“I am still devoted to the garden. But though I am old, I am a young gardener.” – Thomas Jefferson
This time of year, my back and knees hurt when I don’t garden for days. Little do they know that my “garden-dedicated” brain is busy planning changes and planning a more perfect garden, just because I’m a young gardener too.
Most of my ideas and plans are already in my head and written on a list. But while ideas are easy to come up with, they’re hard to implement, so it’s inevitable that you’ll add more things to the list than you remove.
A list with many random thoughts and notes about which plants to check out is a big part of my yearly planning process. If you spend years thinking about things on your list, you’ll find that you generally fail less and get better results. I will give it to you. The changes I make from this process usually remove or harden items all together.
I read a lot of gardening magazines and articles. I look at the garden and listen to the gardener. All this is not only a source of joy, but also to give me ideas when I am out of ideas. If imitation is the most sincere form of flattery, I have made many people happy through my gardening.
I discovered that there are several stages of planning in gardening. I don’t mean planning stages, but plans and plans that reflect both the garden and the maturity of the gardener. I have gardens that are very mature and settled and gardens that are immature and still need refinement and maturity.
As for gardeners, I am terribly mature, except for knowledge and thinking. I try to improve my knowledge while controlling my thoughts, but generally more than my physical maturity allows. For example, I still want to build a bed on the island in front of my house, but making these plans acknowledges my age and ability to build and maintain a relevant bed.

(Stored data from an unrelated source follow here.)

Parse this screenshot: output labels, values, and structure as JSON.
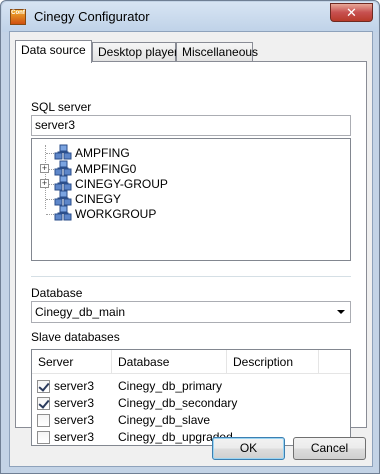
{
  "window": {
    "title": "Cinegy Configurator",
    "app_icon_text": "Conf",
    "close_glyph": "✕"
  },
  "tabs": [
    {
      "label": "Data source",
      "active": true
    },
    {
      "label": "Desktop player",
      "active": false
    },
    {
      "label": "Miscellaneous",
      "active": false
    }
  ],
  "sql_server": {
    "label": "SQL server",
    "value": "server3",
    "tree": [
      {
        "label": "AMPFING",
        "expandable": false
      },
      {
        "label": "AMPFING0",
        "expandable": true
      },
      {
        "label": "CINEGY-GROUP",
        "expandable": true
      },
      {
        "label": "CINEGY",
        "expandable": false
      },
      {
        "label": "WORKGROUP",
        "expandable": false
      }
    ]
  },
  "database": {
    "label": "Database",
    "selected": "Cinegy_db_main"
  },
  "slave_databases": {
    "label": "Slave databases",
    "columns": [
      "Server",
      "Database",
      "Description"
    ],
    "rows": [
      {
        "checked": true,
        "server": "server3",
        "database": "Cinegy_db_primary",
        "description": ""
      },
      {
        "checked": true,
        "server": "server3",
        "database": "Cinegy_db_secondary",
        "description": ""
      },
      {
        "checked": false,
        "server": "server3",
        "database": "Cinegy_db_slave",
        "description": ""
      },
      {
        "checked": false,
        "server": "server3",
        "database": "Cinegy_db_upgraded",
        "description": ""
      }
    ]
  },
  "buttons": {
    "ok": "OK",
    "cancel": "Cancel"
  }
}
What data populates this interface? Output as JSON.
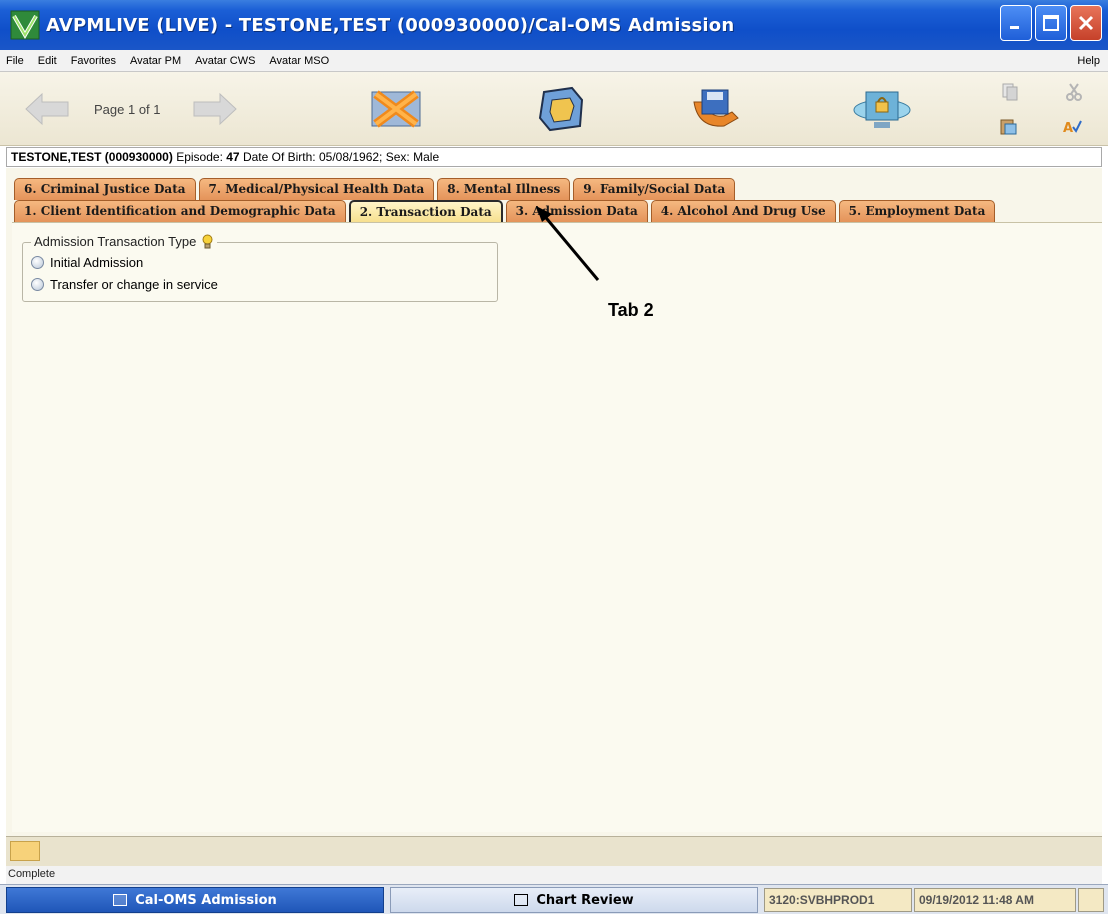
{
  "window": {
    "title": "AVPMLIVE (LIVE) - TESTONE,TEST (000930000)/Cal-OMS Admission",
    "minimize_icon": "minimize-icon",
    "maximize_icon": "maximize-icon",
    "close_icon": "close-icon"
  },
  "menu": {
    "items": [
      "File",
      "Edit",
      "Favorites",
      "Avatar PM",
      "Avatar CWS",
      "Avatar MSO"
    ],
    "help": "Help"
  },
  "toolbar": {
    "page_label": "Page 1 of 1",
    "icons": [
      "back-arrow-icon",
      "forward-arrow-icon",
      "discard-icon",
      "submit-icon",
      "save-icon",
      "lock-icon",
      "copy-icon",
      "cut-icon",
      "paste-icon",
      "spellcheck-icon"
    ]
  },
  "client": {
    "name": "TESTONE,TEST (000930000)",
    "episode_label": "Episode:",
    "episode": "47",
    "dob_label": "Date Of Birth:",
    "dob": "05/08/1962;",
    "sex_label": "Sex:",
    "sex": "Male"
  },
  "tabs": {
    "back_row": [
      "6. Criminal Justice Data",
      "7. Medical/Physical Health Data",
      "8. Mental Illness",
      "9. Family/Social Data"
    ],
    "front_row": [
      "1. Client Identification and Demographic Data",
      "2. Transaction Data",
      "3. Admission Data",
      "4. Alcohol And Drug Use",
      "5. Employment Data"
    ],
    "active": "2. Transaction Data"
  },
  "form": {
    "group_label": "Admission Transaction Type",
    "options": [
      "Initial Admission",
      "Transfer or change in service"
    ]
  },
  "annotation": {
    "label": "Tab 2"
  },
  "status": {
    "text": "Complete"
  },
  "taskbar": {
    "active": "Cal-OMS Admission",
    "inactive": "Chart Review",
    "server": "3120:SVBHPROD1",
    "datetime": "09/19/2012 11:48 AM"
  }
}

If you are a new gardener, an older gardener, or just an older gardener, carefully analyze your plans based in part on your physical abilities.If you are a new young gardener, while the sky is the limit , carefully analyze your plan. Hindsight is 20/20. If my knowledge had been more mature years ago, my garden would already be more age-friendly. You don’t have to work hard to create a more perfect garden in. Be careful what you want and what you plan.